Cinnamon is another common kitchen spice that offers health benefits with healing powers, as well as adds wonderful flavor to savory and sweet dishes. It is also kid friendly and smells fantastic as home incense.
Studies have shown the following benefits from the consumption of cinnamon.
- 1/2 teaspoon of cinnamon per day can lower LDL cholesterol.
- Have a regulatory effect on blood sugar
- Ability to stop medication-resistant yeast infections.
- Copenhagen University patients given 1/2 teaspoon of cinnamon powder combined with 1 tbls of honey every morning before breakfast had significant relief in arthritis pain after one week and could walk without pain within one month.
- Smelling cinnamon boosts cognitive function and memory.
- Researchers at Kansas State University found that cinnamon fights the E-coli bacteria in unpasteurized juices.
Facts
- Cinnamon has been used for years in traditional Chinese medicine for colds, nausea, diarrhea, and painful menstrual cramps.

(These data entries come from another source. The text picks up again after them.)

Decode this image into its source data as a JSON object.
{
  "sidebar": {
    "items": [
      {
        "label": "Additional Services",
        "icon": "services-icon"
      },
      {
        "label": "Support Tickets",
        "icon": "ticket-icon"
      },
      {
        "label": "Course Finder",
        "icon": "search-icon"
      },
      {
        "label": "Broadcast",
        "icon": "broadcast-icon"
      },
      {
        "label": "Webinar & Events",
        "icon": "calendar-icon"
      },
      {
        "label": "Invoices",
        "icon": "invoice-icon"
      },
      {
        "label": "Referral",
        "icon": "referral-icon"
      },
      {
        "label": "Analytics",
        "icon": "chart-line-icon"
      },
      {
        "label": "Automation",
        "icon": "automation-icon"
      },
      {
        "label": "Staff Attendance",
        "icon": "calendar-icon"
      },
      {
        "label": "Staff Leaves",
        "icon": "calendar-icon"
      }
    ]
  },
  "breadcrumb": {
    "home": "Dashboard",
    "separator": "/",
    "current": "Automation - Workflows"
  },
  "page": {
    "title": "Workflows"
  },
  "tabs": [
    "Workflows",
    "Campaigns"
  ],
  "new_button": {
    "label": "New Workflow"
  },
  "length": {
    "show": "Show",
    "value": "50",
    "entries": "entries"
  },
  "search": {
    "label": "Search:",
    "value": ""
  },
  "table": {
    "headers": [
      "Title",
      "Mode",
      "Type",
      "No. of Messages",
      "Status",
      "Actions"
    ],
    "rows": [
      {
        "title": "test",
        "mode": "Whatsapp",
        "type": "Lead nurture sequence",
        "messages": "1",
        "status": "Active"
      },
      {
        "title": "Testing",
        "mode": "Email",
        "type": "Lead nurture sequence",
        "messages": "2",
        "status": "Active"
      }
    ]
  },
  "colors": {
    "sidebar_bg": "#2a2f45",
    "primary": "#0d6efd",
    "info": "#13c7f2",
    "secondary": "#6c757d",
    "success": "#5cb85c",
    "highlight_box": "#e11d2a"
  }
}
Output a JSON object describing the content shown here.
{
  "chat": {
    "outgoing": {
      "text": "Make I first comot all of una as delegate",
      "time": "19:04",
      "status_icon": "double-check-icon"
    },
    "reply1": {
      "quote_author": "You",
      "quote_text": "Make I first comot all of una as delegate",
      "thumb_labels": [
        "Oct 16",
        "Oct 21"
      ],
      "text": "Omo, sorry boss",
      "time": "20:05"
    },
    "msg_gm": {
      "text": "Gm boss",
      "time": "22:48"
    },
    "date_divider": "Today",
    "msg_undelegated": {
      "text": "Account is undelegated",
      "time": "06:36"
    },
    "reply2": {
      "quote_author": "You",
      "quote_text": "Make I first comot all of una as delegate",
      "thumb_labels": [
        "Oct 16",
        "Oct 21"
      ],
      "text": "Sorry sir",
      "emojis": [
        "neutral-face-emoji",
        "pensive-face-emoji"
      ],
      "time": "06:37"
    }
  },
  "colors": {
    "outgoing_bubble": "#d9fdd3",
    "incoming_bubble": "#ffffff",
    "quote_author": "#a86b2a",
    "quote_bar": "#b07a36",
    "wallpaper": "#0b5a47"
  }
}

They also believed it to improve energy, vitality and circulation.
- Cinnamon has an anti-clotting effect on the blood.
- Cinnamon is a natural food preservative.
- Cinnamon is a great source of manganese, fiber, iron, and calcium.

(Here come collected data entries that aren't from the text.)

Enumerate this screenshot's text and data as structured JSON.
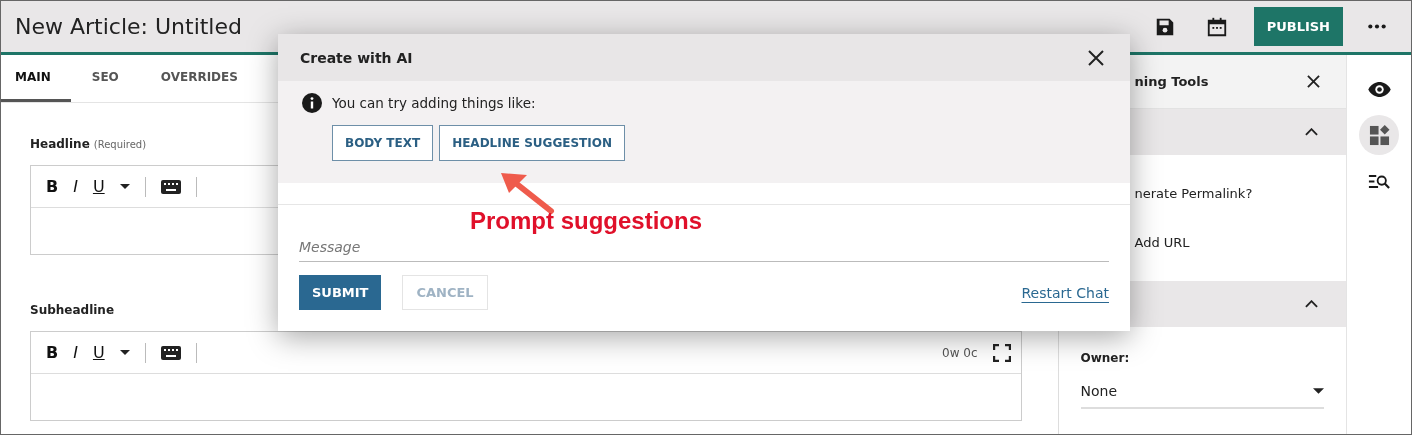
{
  "header": {
    "title": "New Article: Untitled",
    "publish": "PUBLISH"
  },
  "tabs": [
    {
      "label": "MAIN",
      "selected": true
    },
    {
      "label": "SEO",
      "selected": false
    },
    {
      "label": "OVERRIDES",
      "selected": false
    }
  ],
  "fields": [
    {
      "label": "Headline",
      "note": "(Required)",
      "toolbar": {
        "bold": "B",
        "italic": "I",
        "underline": "U"
      }
    },
    {
      "label": "Subheadline",
      "counter": "0w 0c",
      "toolbar": {
        "bold": "B",
        "italic": "I",
        "underline": "U"
      }
    }
  ],
  "side_panel": {
    "title": "ning Tools",
    "sections": [
      {
        "kind": "links",
        "expanded": true,
        "items": [
          "nerate Permalink?",
          "Add URL"
        ]
      },
      {
        "kind": "owner",
        "expanded": true,
        "label": "Owner:",
        "value": "None"
      }
    ]
  },
  "rail": [
    {
      "kind": "eye",
      "selected": false
    },
    {
      "kind": "widgets",
      "selected": true
    },
    {
      "kind": "search-list",
      "selected": false
    }
  ],
  "dialog": {
    "title": "Create with AI",
    "hint": "You can try adding things like:",
    "suggestions": [
      "BODY TEXT",
      "HEADLINE SUGGESTION"
    ],
    "placeholder": "Message",
    "submit": "SUBMIT",
    "cancel": {
      "label": "CANCEL",
      "disabled": true
    },
    "restart": "Restart Chat"
  },
  "annotation": {
    "text": "Prompt suggestions"
  }
}
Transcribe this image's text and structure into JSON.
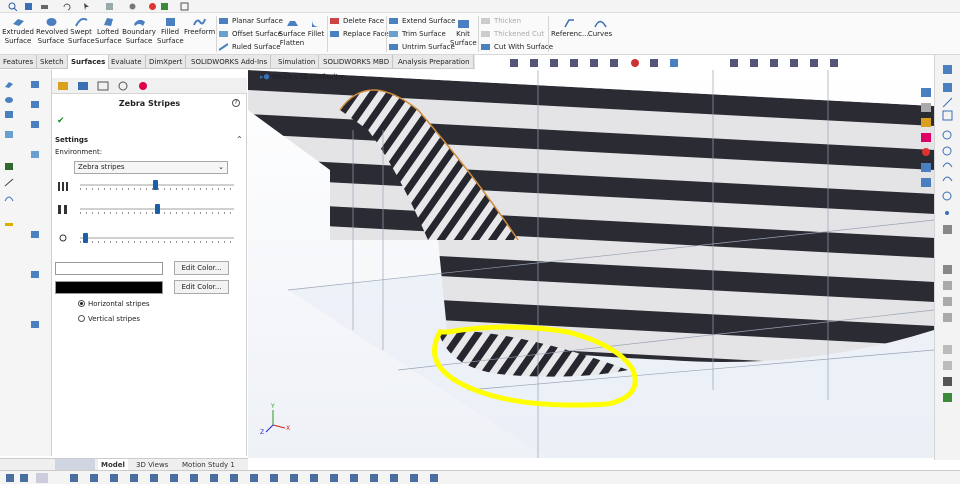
{
  "ribbon": {
    "big_buttons": [
      {
        "line1": "Extruded",
        "line2": "Surface",
        "icon": "extruded-surface-icon"
      },
      {
        "line1": "Revolved",
        "line2": "Surface",
        "icon": "revolved-surface-icon"
      },
      {
        "line1": "Swept",
        "line2": "Surface",
        "icon": "swept-surface-icon"
      },
      {
        "line1": "Lofted",
        "line2": "Surface",
        "icon": "lofted-surface-icon"
      },
      {
        "line1": "Boundary",
        "line2": "Surface",
        "icon": "boundary-surface-icon"
      },
      {
        "line1": "Filled",
        "line2": "Surface",
        "icon": "filled-surface-icon"
      },
      {
        "line1": "Freeform",
        "line2": "",
        "icon": "freeform-icon"
      }
    ],
    "col1": [
      "Planar Surface",
      "Offset Surface",
      "Ruled Surface"
    ],
    "flatten": {
      "line1": "Surface",
      "line2": "Flatten"
    },
    "fillet": "Fillet",
    "col2": [
      "Delete Face",
      "Replace Face"
    ],
    "col3": [
      "Extend Surface",
      "Trim Surface",
      "Untrim Surface"
    ],
    "knit": {
      "line1": "Knit",
      "line2": "Surface"
    },
    "col4": [
      "Thicken",
      "Thickened Cut",
      "Cut With Surface"
    ],
    "reference": "Referenc...",
    "curves": "Curves"
  },
  "tabs": [
    "Features",
    "Sketch",
    "Surfaces",
    "Evaluate",
    "DimXpert",
    "SOLIDWORKS Add-Ins",
    "Simulation",
    "SOLIDWORKS MBD",
    "Analysis Preparation"
  ],
  "active_tab": "Surfaces",
  "property_manager": {
    "title": "Zebra Stripes",
    "help": "?",
    "settings_label": "Settings",
    "environment_label": "Environment:",
    "environment_value": "Zebra stripes",
    "sliders": [
      {
        "name": "number-of-stripes",
        "value": 0.49
      },
      {
        "name": "stripe-width",
        "value": 0.5
      },
      {
        "name": "precision",
        "value": 0.02
      }
    ],
    "edit_color_1": "Edit Color...",
    "edit_color_2": "Edit Color...",
    "color_1": "#ffffff",
    "color_2": "#000000",
    "radio_horizontal": "Horizontal stripes",
    "radio_vertical": "Vertical stripes",
    "selected_orientation": "horizontal"
  },
  "document": {
    "title": "thesis v10 (Default<..."
  },
  "bottom_tabs": [
    "Model",
    "3D Views",
    "Motion Study 1"
  ],
  "active_bottom_tab": "Model",
  "colors": {
    "highlight": "#ffff00",
    "accent_blue": "#1b5fa8",
    "edge_orange": "#d08a3a"
  }
}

- True cinnamon is called Ceylon cinnamon and is native to Sri Lanka.
- Cassia is a relative spice and sometimes sold as cinnamon but it is not "true cinnamon. Most powdered cinnamon sold in the United States is cassia.
- Two teaspoons of cinnamon has about 12 calories.
- In Ancient Egypt, cinnamon was used in the embalming process.
- In the Middle Ages, cinnamon was only affordable to the elite of society. A person's social rank was determined by the number of spices they could afford.